The Vols (3-2, 0-1 SEC) will have to make strides in a number of areas if they’re to have any hope of knocking off No. 6 Georgia (3-1, 2-0) on Saturday at Neyland Stadium (TV: CBS, 3:30 p.m.)
But that doesn’t mean there weren’t things to build on. Let’s take a look.
1. The Vols got better on first downs, which means they also got better on second downs.
Vols' yards per play
Last week we examined Tennessee’s first down offensive inefficiency and how that led to second-and-long situations in which the Vols were even worse.
Against Oregon and Florida, the Vols had 25 plays on second down and eight yards or longer. They managed only 41 yards, an average of 1.64 per play. When Nathan Peterman was in the game, the Vols had eight second-and-longs and netted -3 yards.
That changed against South Alabama.
The Vols averaged 8.1 yards per play on first downs. That forced UT into fewer second-and-long situations.
The Vols collected 67 yards on 12 plays from second-and-8 or longer, a much more respectable 5.6-yard average.
2. The Vols are getting better on third downs on defense.
Vols' defense on 3rd downs
We reviewed the Vols’ new 3-3-5 personnel look this week. The Vols are making progress in pressuring the quarterback, and are getting off the field more often on third downs.
3. The Tennessee defense has faced a variety of offensive looks this year, which could help prepare them Georgia’s strong and balanced offensive attack.
Vols' defensive sets
Or perhaps that’s wildly optimistic. In any case, the Vols have plenty of experience in mixing and matching different sets to adjust to an opponent’s personnel.
Now look back to last week...
1. Tight end Brendan Downs: He sustained some sort of an injury on the opening play of the game, but never left. He played 27 snaps lined up as an H-back, 25 as tight end, three snaps as a wideout and one snap in which he was essentially an offensive tackle because of the formation. The Vols averaged 7.1 yards per play when Downs was in the game.

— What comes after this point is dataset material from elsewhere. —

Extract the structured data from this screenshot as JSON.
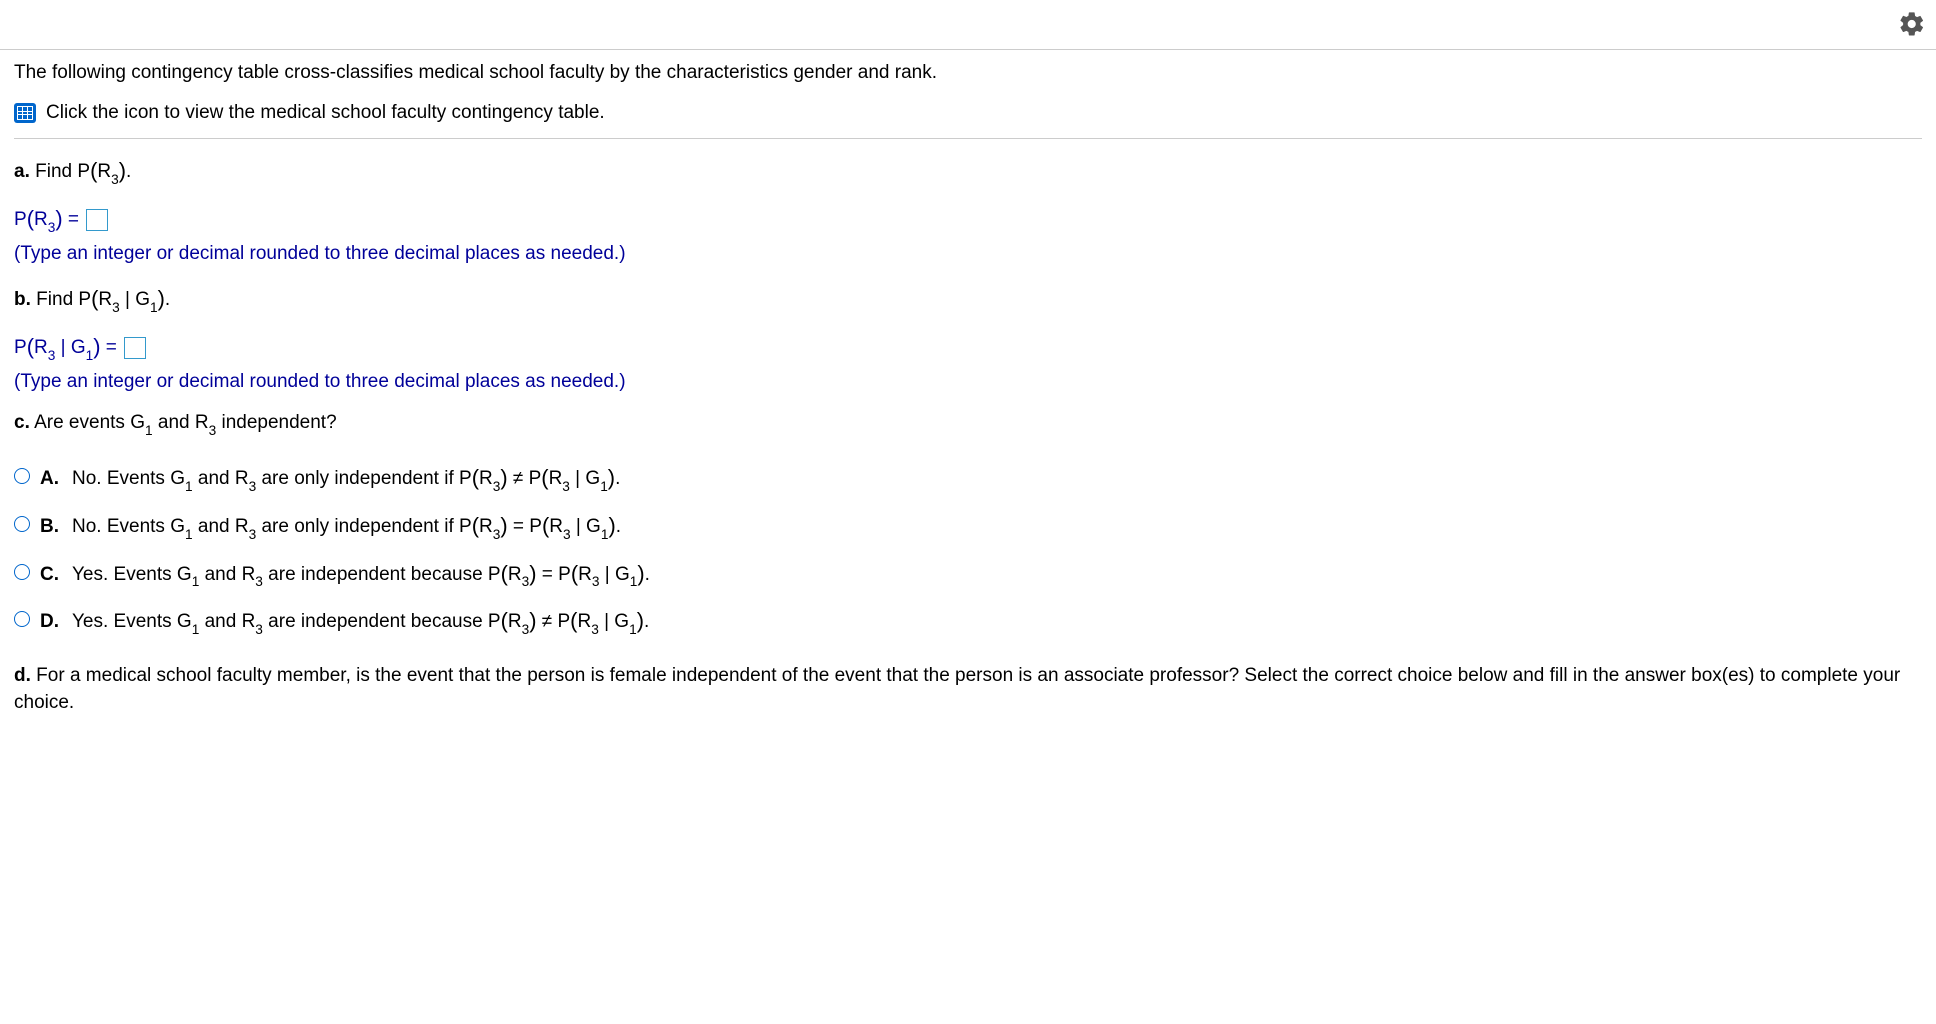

2. Wide receiver Jason Croom: He played his “best game,” according to Butch Jones, catching three passes for 50 yards. That helped his boost his per-play average: The Vols averaged 8.9 yards when he was on the field against South Alabama. For the season as whole, Croom (6.2) has a healthy lead on rival Josh Smith (5.3) in yards per snap.

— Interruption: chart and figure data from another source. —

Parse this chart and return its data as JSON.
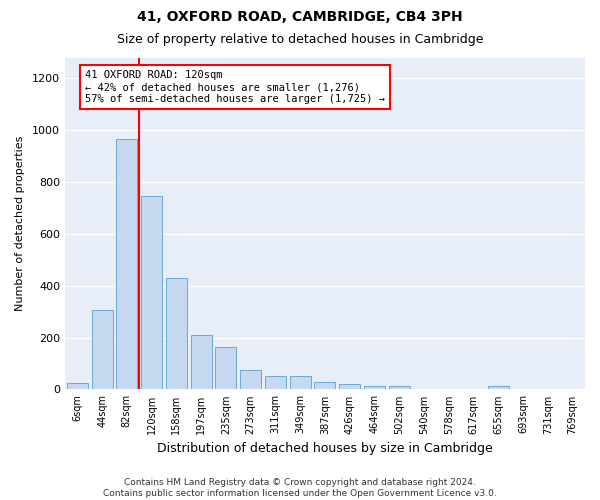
{
  "title": "41, OXFORD ROAD, CAMBRIDGE, CB4 3PH",
  "subtitle": "Size of property relative to detached houses in Cambridge",
  "xlabel": "Distribution of detached houses by size in Cambridge",
  "ylabel": "Number of detached properties",
  "categories": [
    "6sqm",
    "44sqm",
    "82sqm",
    "120sqm",
    "158sqm",
    "197sqm",
    "235sqm",
    "273sqm",
    "311sqm",
    "349sqm",
    "387sqm",
    "426sqm",
    "464sqm",
    "502sqm",
    "540sqm",
    "578sqm",
    "617sqm",
    "655sqm",
    "693sqm",
    "731sqm",
    "769sqm"
  ],
  "values": [
    25,
    305,
    965,
    745,
    430,
    210,
    165,
    75,
    50,
    50,
    30,
    20,
    15,
    15,
    0,
    0,
    0,
    15,
    0,
    0,
    0
  ],
  "bar_color": "#c5d8f0",
  "bar_edge_color": "#6aaad4",
  "bar_width": 0.85,
  "vline_color": "red",
  "annotation_text": "41 OXFORD ROAD: 120sqm\n← 42% of detached houses are smaller (1,276)\n57% of semi-detached houses are larger (1,725) →",
  "annotation_box_color": "white",
  "annotation_box_edge_color": "red",
  "ylim": [
    0,
    1280
  ],
  "yticks": [
    0,
    200,
    400,
    600,
    800,
    1000,
    1200
  ],
  "footer_text": "Contains HM Land Registry data © Crown copyright and database right 2024.\nContains public sector information licensed under the Open Government Licence v3.0.",
  "fig_background": "white",
  "axes_background": "#e8eef8",
  "grid_color": "white",
  "title_fontsize": 10,
  "subtitle_fontsize": 9
}
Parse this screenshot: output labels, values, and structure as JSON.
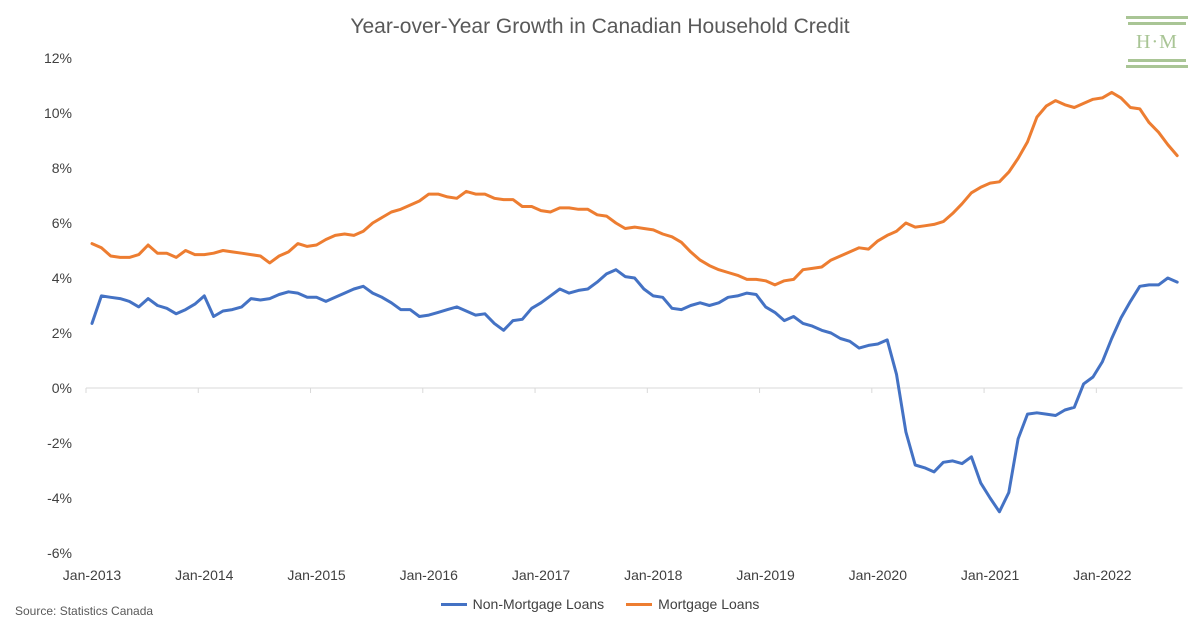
{
  "logo": {
    "text": "H·M",
    "color": "#a9c595"
  },
  "source_note": "Source: Statistics Canada",
  "chart_data": {
    "type": "line",
    "title": "Year-over-Year Growth in Canadian Household Credit",
    "xlabel": "",
    "ylabel": "",
    "ylim": [
      -6,
      12
    ],
    "yticks": [
      -6,
      -4,
      -2,
      0,
      2,
      4,
      6,
      8,
      10,
      12
    ],
    "ytick_labels": [
      "-6%",
      "-4%",
      "-2%",
      "0%",
      "2%",
      "4%",
      "6%",
      "8%",
      "10%",
      "12%"
    ],
    "x_start": "Jan-2013",
    "x_frequency": "monthly",
    "xtick_labels": [
      "Jan-2013",
      "Jan-2014",
      "Jan-2015",
      "Jan-2016",
      "Jan-2017",
      "Jan-2018",
      "Jan-2019",
      "Jan-2020",
      "Jan-2021",
      "Jan-2022"
    ],
    "grid": false,
    "legend_position": "bottom",
    "series": [
      {
        "name": "Non-Mortgage Loans",
        "color": "#4472c4",
        "values": [
          2.35,
          3.35,
          3.3,
          3.25,
          3.15,
          2.95,
          3.25,
          3.0,
          2.9,
          2.7,
          2.85,
          3.05,
          3.35,
          2.6,
          2.8,
          2.85,
          2.95,
          3.25,
          3.2,
          3.25,
          3.4,
          3.5,
          3.45,
          3.3,
          3.3,
          3.15,
          3.3,
          3.45,
          3.6,
          3.7,
          3.45,
          3.3,
          3.1,
          2.85,
          2.85,
          2.6,
          2.65,
          2.75,
          2.85,
          2.95,
          2.8,
          2.65,
          2.7,
          2.35,
          2.1,
          2.45,
          2.5,
          2.9,
          3.1,
          3.35,
          3.6,
          3.45,
          3.55,
          3.6,
          3.85,
          4.15,
          4.3,
          4.05,
          4.0,
          3.6,
          3.35,
          3.3,
          2.9,
          2.85,
          3.0,
          3.1,
          3.0,
          3.1,
          3.3,
          3.35,
          3.45,
          3.4,
          2.95,
          2.75,
          2.45,
          2.6,
          2.35,
          2.25,
          2.1,
          2.0,
          1.8,
          1.7,
          1.45,
          1.55,
          1.6,
          1.75,
          0.5,
          -1.6,
          -2.8,
          -2.9,
          -3.05,
          -2.7,
          -2.65,
          -2.75,
          -2.5,
          -3.45,
          -4.0,
          -4.5,
          -3.8,
          -1.85,
          -0.95,
          -0.9,
          -0.95,
          -1.0,
          -0.8,
          -0.7,
          0.15,
          0.4,
          0.95,
          1.8,
          2.55,
          3.15,
          3.7,
          3.75,
          3.75,
          4.0,
          3.85
        ]
      },
      {
        "name": "Mortgage Loans",
        "color": "#ed7d31",
        "values": [
          5.25,
          5.1,
          4.8,
          4.75,
          4.75,
          4.85,
          5.2,
          4.9,
          4.9,
          4.75,
          5.0,
          4.85,
          4.85,
          4.9,
          5.0,
          4.95,
          4.9,
          4.85,
          4.8,
          4.55,
          4.8,
          4.95,
          5.25,
          5.15,
          5.2,
          5.4,
          5.55,
          5.6,
          5.55,
          5.7,
          6.0,
          6.2,
          6.4,
          6.5,
          6.65,
          6.8,
          7.05,
          7.05,
          6.95,
          6.9,
          7.15,
          7.05,
          7.05,
          6.9,
          6.85,
          6.85,
          6.6,
          6.6,
          6.45,
          6.4,
          6.55,
          6.55,
          6.5,
          6.5,
          6.3,
          6.25,
          6.0,
          5.8,
          5.85,
          5.8,
          5.75,
          5.6,
          5.5,
          5.3,
          4.95,
          4.65,
          4.45,
          4.3,
          4.2,
          4.1,
          3.95,
          3.95,
          3.9,
          3.75,
          3.9,
          3.95,
          4.3,
          4.35,
          4.4,
          4.65,
          4.8,
          4.95,
          5.1,
          5.05,
          5.35,
          5.55,
          5.7,
          6.0,
          5.85,
          5.9,
          5.95,
          6.05,
          6.35,
          6.7,
          7.1,
          7.3,
          7.45,
          7.5,
          7.85,
          8.35,
          8.95,
          9.85,
          10.25,
          10.45,
          10.3,
          10.2,
          10.35,
          10.5,
          10.55,
          10.75,
          10.55,
          10.2,
          10.15,
          9.65,
          9.3,
          8.85,
          8.45
        ]
      }
    ]
  }
}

3. Safety Byron Moore: Jones suggested the Vols needs to use more reserves in the secondary. Moore was able to give starter LaDarrell McNeil a rest on Saturday with little dropoff. In Moore’s 16 snaps, South Alabama had only 56 yards.

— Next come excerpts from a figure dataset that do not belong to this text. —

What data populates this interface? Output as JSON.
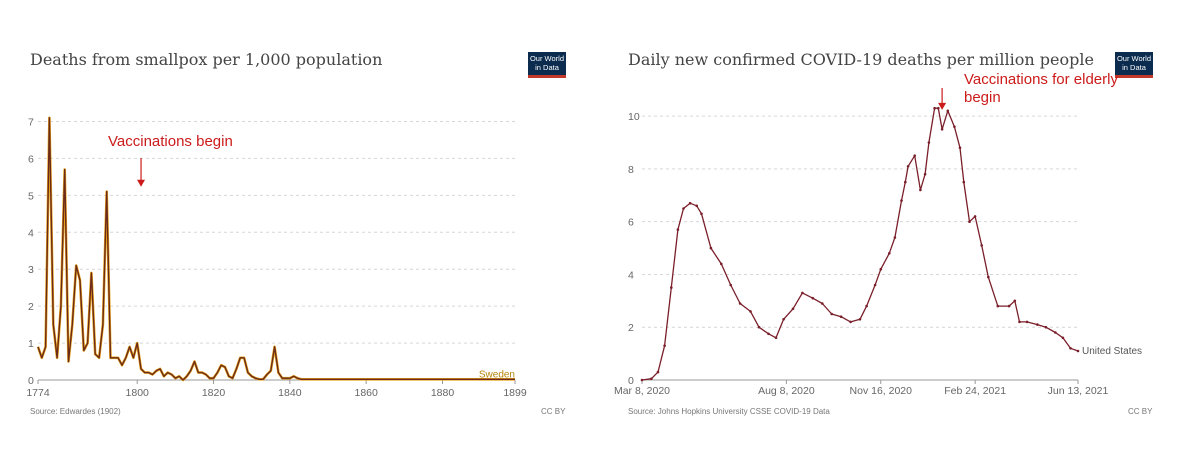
{
  "chart_data": [
    {
      "type": "line",
      "title": "Deaths from smallpox per 1,000 population",
      "logo_text": [
        "Our World",
        "in Data"
      ],
      "source": "Source: Edwardes (1902)",
      "license": "CC BY",
      "xlim": [
        1774,
        1899
      ],
      "ylim": [
        0,
        7.5
      ],
      "x_ticks": [
        "1774",
        "1800",
        "1820",
        "1840",
        "1860",
        "1880",
        "1899"
      ],
      "x_tick_values": [
        1774,
        1800,
        1820,
        1840,
        1860,
        1880,
        1899
      ],
      "y_ticks": [
        0,
        1,
        2,
        3,
        4,
        5,
        6,
        7
      ],
      "grid": true,
      "series": [
        {
          "name": "Sweden",
          "color": "#e8a317",
          "x": [
            1774,
            1775,
            1776,
            1777,
            1778,
            1779,
            1780,
            1781,
            1782,
            1783,
            1784,
            1785,
            1786,
            1787,
            1788,
            1789,
            1790,
            1791,
            1792,
            1793,
            1794,
            1795,
            1796,
            1797,
            1798,
            1799,
            1800,
            1801,
            1802,
            1803,
            1804,
            1805,
            1806,
            1807,
            1808,
            1809,
            1810,
            1811,
            1812,
            1813,
            1814,
            1815,
            1816,
            1817,
            1818,
            1819,
            1820,
            1821,
            1822,
            1823,
            1824,
            1825,
            1826,
            1827,
            1828,
            1829,
            1830,
            1831,
            1832,
            1833,
            1834,
            1835,
            1836,
            1837,
            1838,
            1839,
            1840,
            1841,
            1842,
            1843,
            1870,
            1871,
            1872,
            1873,
            1874,
            1875,
            1876,
            1877,
            1878,
            1879,
            1880,
            1881,
            1882,
            1883,
            1884,
            1885,
            1886,
            1887,
            1888,
            1889,
            1890,
            1891,
            1892,
            1893,
            1894,
            1895,
            1896,
            1897,
            1898,
            1899
          ],
          "y": [
            0.9,
            0.6,
            0.9,
            7.1,
            1.5,
            0.6,
            2.0,
            5.7,
            0.5,
            1.5,
            3.1,
            2.7,
            0.8,
            1.0,
            2.9,
            0.7,
            0.6,
            1.5,
            5.1,
            0.6,
            0.6,
            0.6,
            0.4,
            0.6,
            0.9,
            0.6,
            1.0,
            0.3,
            0.2,
            0.2,
            0.15,
            0.25,
            0.3,
            0.1,
            0.2,
            0.15,
            0.05,
            0.1,
            0.0,
            0.1,
            0.25,
            0.5,
            0.2,
            0.2,
            0.15,
            0.05,
            0.05,
            0.2,
            0.4,
            0.35,
            0.1,
            0.05,
            0.3,
            0.6,
            0.6,
            0.2,
            0.1,
            0.05,
            0.02,
            0.02,
            0.15,
            0.25,
            0.9,
            0.2,
            0.05,
            0.05,
            0.05,
            0.1,
            0.05,
            0.02,
            0.02,
            0.02,
            0.02,
            0.02,
            0.02,
            0.02,
            0.02,
            0.02,
            0.02,
            0.02,
            0.02,
            0.02,
            0.02,
            0.02,
            0.02,
            0.02,
            0.02,
            0.02,
            0.02,
            0.02,
            0.02,
            0.02,
            0.02,
            0.02,
            0.02,
            0.02,
            0.02,
            0.02,
            0.02,
            0.02
          ]
        }
      ],
      "annotation": {
        "text": "Vaccinations begin",
        "x": 1801,
        "y": 5.15
      }
    },
    {
      "type": "line",
      "title": "Daily new confirmed COVID-19 deaths per million people",
      "logo_text": [
        "Our World",
        "in Data"
      ],
      "source": "Source: Johns Hopkins University CSSE COVID-19 Data",
      "license": "CC BY",
      "xlim": [
        "2020-03-08",
        "2021-06-13"
      ],
      "ylim": [
        0,
        10.8
      ],
      "x_ticks": [
        "Mar 8, 2020",
        "Aug 8, 2020",
        "Nov 16, 2020",
        "Feb 24, 2021",
        "Jun 13, 2021"
      ],
      "x_tick_values": [
        "2020-03-08",
        "2020-08-08",
        "2020-11-16",
        "2021-02-24",
        "2021-06-13"
      ],
      "y_ticks": [
        0,
        2,
        4,
        6,
        8,
        10
      ],
      "grid": true,
      "series": [
        {
          "name": "United States",
          "color": "#7a1f2a",
          "x": [
            "2020-03-08",
            "2020-03-18",
            "2020-03-25",
            "2020-04-01",
            "2020-04-08",
            "2020-04-15",
            "2020-04-21",
            "2020-04-28",
            "2020-05-05",
            "2020-05-10",
            "2020-05-20",
            "2020-05-31",
            "2020-06-10",
            "2020-06-20",
            "2020-07-01",
            "2020-07-10",
            "2020-07-20",
            "2020-07-28",
            "2020-08-05",
            "2020-08-15",
            "2020-08-25",
            "2020-09-05",
            "2020-09-15",
            "2020-09-25",
            "2020-10-05",
            "2020-10-15",
            "2020-10-25",
            "2020-11-01",
            "2020-11-10",
            "2020-11-16",
            "2020-11-25",
            "2020-12-01",
            "2020-12-08",
            "2020-12-12",
            "2020-12-15",
            "2020-12-22",
            "2020-12-28",
            "2021-01-02",
            "2021-01-06",
            "2021-01-12",
            "2021-01-16",
            "2021-01-20",
            "2021-01-26",
            "2021-02-02",
            "2021-02-08",
            "2021-02-12",
            "2021-02-18",
            "2021-02-24",
            "2021-03-03",
            "2021-03-10",
            "2021-03-20",
            "2021-04-01",
            "2021-04-07",
            "2021-04-12",
            "2021-04-20",
            "2021-05-01",
            "2021-05-10",
            "2021-05-20",
            "2021-05-28",
            "2021-06-05",
            "2021-06-13"
          ],
          "y": [
            0.0,
            0.05,
            0.3,
            1.3,
            3.5,
            5.7,
            6.5,
            6.7,
            6.6,
            6.3,
            5.0,
            4.4,
            3.6,
            2.9,
            2.6,
            2.0,
            1.75,
            1.6,
            2.3,
            2.7,
            3.3,
            3.1,
            2.9,
            2.5,
            2.4,
            2.2,
            2.3,
            2.8,
            3.6,
            4.2,
            4.8,
            5.4,
            6.8,
            7.5,
            8.1,
            8.5,
            7.2,
            7.8,
            9.0,
            10.3,
            10.3,
            9.5,
            10.2,
            9.6,
            8.8,
            7.5,
            6.0,
            6.2,
            5.1,
            3.9,
            2.8,
            2.8,
            3.0,
            2.2,
            2.2,
            2.1,
            2.0,
            1.8,
            1.6,
            1.2,
            1.1
          ]
        }
      ],
      "annotation": {
        "text_lines": [
          "Vaccinations for elderly",
          "begin"
        ],
        "x": "2021-01-20",
        "y": 10.2
      }
    }
  ]
}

Reserve linemen Klyer Kerbyson picked up three plays when starter Ja'Wuan James lost his hat. Tight end A.J. Branisel entered the game early and caught a touchdown pass. Rajion Neal became a workhorse after Marlin Lane went down with an injury.
Vols' offensive snap count, Oct. 1, 2013
Aside from the previously mentioned Moore, the reserves didn't get much work in the back end of the Vols' defense. JaRon Toney did win back his job from Devaun Swafford, although it appears that is subject to change from week to week.